It is hilarious but at the same time bit frightening. A new video shows how the kangaroo punches the paraglider.
The paraglider, Jonathan Bishop had been paragliding around the southeastern part of the country for about two hours when he started descending at the Orroral Valley tracking station which is a NASA station that helps Earth-orbiting satellites 50 kilometers (31 miles) south of Canberra.
It is a helmet in order to record his landing. As per the bishop, he says that the landing pad was the last cleared valley where he could safely land.
“I was concentrating on the landing and didn’t notice the kangaroo until after I landed,” he wrote in a description accompanying the YouTube video.
It seems like aggressive Kangaroo bee-lines straight for the paraglider with his fury eyes. The marsupial then squares up with a stature that would make Mike Tyson proud and jab, jab, power hooks Bishop
“As it ran towards me I thought it was being friendly so I said ‘What’s up, Skip? It then attacked me twice before hopping away,” he said, after this incident he had to pack up his paraglider and had to walk some kilometers to get phone reception and then he reached a friend via a phone call. He asked him to pick him soon.
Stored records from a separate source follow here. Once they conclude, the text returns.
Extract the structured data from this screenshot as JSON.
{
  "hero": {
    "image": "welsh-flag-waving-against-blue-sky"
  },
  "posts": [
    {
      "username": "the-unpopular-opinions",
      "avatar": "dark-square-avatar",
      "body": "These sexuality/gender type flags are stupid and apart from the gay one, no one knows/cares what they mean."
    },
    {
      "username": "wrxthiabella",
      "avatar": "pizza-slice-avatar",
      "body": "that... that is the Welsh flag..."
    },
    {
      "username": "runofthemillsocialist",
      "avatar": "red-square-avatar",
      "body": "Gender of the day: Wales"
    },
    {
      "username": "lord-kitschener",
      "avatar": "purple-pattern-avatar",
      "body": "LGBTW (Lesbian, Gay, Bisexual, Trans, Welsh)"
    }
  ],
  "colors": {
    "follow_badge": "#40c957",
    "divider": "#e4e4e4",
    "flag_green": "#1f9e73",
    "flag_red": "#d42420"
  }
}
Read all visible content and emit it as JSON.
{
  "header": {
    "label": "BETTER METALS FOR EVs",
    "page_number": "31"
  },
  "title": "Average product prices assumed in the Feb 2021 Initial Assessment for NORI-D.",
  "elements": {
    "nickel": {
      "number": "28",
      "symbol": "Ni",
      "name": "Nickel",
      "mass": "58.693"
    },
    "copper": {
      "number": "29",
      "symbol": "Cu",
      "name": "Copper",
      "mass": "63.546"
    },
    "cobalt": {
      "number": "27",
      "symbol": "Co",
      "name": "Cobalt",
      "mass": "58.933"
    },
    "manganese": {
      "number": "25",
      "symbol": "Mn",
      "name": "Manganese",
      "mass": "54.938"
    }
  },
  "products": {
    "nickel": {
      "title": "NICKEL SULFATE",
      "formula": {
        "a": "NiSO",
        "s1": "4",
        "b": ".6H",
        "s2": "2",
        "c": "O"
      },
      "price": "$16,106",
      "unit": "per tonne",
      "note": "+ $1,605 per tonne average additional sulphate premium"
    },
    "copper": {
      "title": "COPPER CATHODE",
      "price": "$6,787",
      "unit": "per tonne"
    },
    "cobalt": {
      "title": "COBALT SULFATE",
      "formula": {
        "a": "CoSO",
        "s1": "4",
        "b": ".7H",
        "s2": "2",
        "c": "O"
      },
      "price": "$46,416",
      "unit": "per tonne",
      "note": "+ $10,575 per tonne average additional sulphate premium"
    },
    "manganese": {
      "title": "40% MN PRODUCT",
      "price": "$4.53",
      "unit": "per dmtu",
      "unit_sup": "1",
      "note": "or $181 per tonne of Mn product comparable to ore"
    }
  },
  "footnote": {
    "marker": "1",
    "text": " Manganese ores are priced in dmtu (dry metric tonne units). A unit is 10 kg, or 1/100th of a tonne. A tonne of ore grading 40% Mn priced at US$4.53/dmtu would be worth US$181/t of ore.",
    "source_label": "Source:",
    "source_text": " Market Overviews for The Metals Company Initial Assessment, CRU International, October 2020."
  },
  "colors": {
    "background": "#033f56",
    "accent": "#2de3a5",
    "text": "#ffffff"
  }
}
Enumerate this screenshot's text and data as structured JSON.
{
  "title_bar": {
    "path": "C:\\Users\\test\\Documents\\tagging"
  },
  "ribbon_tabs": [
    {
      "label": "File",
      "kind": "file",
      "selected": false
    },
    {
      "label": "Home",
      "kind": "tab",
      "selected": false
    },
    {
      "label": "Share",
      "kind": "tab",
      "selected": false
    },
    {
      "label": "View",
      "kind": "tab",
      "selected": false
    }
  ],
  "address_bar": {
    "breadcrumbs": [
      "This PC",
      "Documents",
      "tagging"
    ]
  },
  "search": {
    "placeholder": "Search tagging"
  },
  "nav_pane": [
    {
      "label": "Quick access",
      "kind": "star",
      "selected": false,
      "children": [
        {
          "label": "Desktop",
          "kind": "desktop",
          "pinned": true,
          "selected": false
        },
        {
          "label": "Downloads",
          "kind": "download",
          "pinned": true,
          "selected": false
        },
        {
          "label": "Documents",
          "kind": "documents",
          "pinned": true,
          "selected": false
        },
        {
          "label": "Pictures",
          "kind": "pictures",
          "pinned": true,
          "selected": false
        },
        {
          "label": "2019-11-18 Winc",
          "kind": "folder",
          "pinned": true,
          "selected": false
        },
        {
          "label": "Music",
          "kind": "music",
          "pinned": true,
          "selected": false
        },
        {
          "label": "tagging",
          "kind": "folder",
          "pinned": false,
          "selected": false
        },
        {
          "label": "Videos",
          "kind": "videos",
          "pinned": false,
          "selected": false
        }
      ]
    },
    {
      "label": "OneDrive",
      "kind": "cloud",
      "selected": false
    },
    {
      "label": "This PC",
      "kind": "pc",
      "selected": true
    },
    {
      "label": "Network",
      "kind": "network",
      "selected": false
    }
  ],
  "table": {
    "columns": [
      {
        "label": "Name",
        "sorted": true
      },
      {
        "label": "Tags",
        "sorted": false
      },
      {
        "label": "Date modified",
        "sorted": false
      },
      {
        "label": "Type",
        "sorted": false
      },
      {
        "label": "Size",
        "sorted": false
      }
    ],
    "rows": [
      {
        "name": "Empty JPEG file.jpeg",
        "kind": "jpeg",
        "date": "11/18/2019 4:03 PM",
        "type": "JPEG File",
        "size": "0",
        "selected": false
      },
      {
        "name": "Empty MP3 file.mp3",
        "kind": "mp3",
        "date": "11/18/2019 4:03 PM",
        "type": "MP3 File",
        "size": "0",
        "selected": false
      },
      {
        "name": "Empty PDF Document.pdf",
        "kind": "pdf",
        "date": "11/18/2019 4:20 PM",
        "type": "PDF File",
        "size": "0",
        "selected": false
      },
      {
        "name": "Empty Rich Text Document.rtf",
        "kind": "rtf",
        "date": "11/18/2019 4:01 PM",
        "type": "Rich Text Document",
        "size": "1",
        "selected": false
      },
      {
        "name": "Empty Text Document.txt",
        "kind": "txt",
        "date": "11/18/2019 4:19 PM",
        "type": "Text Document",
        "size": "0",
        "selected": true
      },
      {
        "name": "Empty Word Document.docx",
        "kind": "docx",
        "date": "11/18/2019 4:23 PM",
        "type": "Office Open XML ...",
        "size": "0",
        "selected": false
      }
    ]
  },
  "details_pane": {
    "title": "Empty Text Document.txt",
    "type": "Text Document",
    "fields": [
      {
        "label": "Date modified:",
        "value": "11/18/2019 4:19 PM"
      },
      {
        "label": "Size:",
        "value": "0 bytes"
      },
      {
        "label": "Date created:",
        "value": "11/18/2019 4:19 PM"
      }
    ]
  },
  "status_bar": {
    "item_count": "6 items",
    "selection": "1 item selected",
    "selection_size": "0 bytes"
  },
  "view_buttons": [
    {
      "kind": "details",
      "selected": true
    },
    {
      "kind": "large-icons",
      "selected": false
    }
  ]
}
However, the video has gone viral among so many people. It has been viewed more than 1 million times.
According to iflscience, A large male kangaroo can reach heights as tall as 2 meters (6.5 feet) and weigh up to 90 kilograms (200 pounds). Due to an attack by one may seem hilarious at first, it can rapidly turn unsafe. The four species of kangaroos are all widespread to Australia, and their population doubles that of humans with a projected 50 million across the continent.
According to National Geographic, It is evident that iconic national symbol is typically now considered as a pest, it is harmful for crops and threatening the agricultural industry to their connection in more than 80 percent of vehicle-animal collisions every year, Human growth continues to encroach on wild environments, butting people and wildlife against each other and creating, in some cases, potentially life-threatening situations.
Human activity often changes or destroys the habitats that plants and animals need to survive. Because human populations are growing so fast animals and plants are disappearing 1000 times faster than they have in the past 65 million years. Scientists estimate that in the 21st century 100 species will become extinct every day.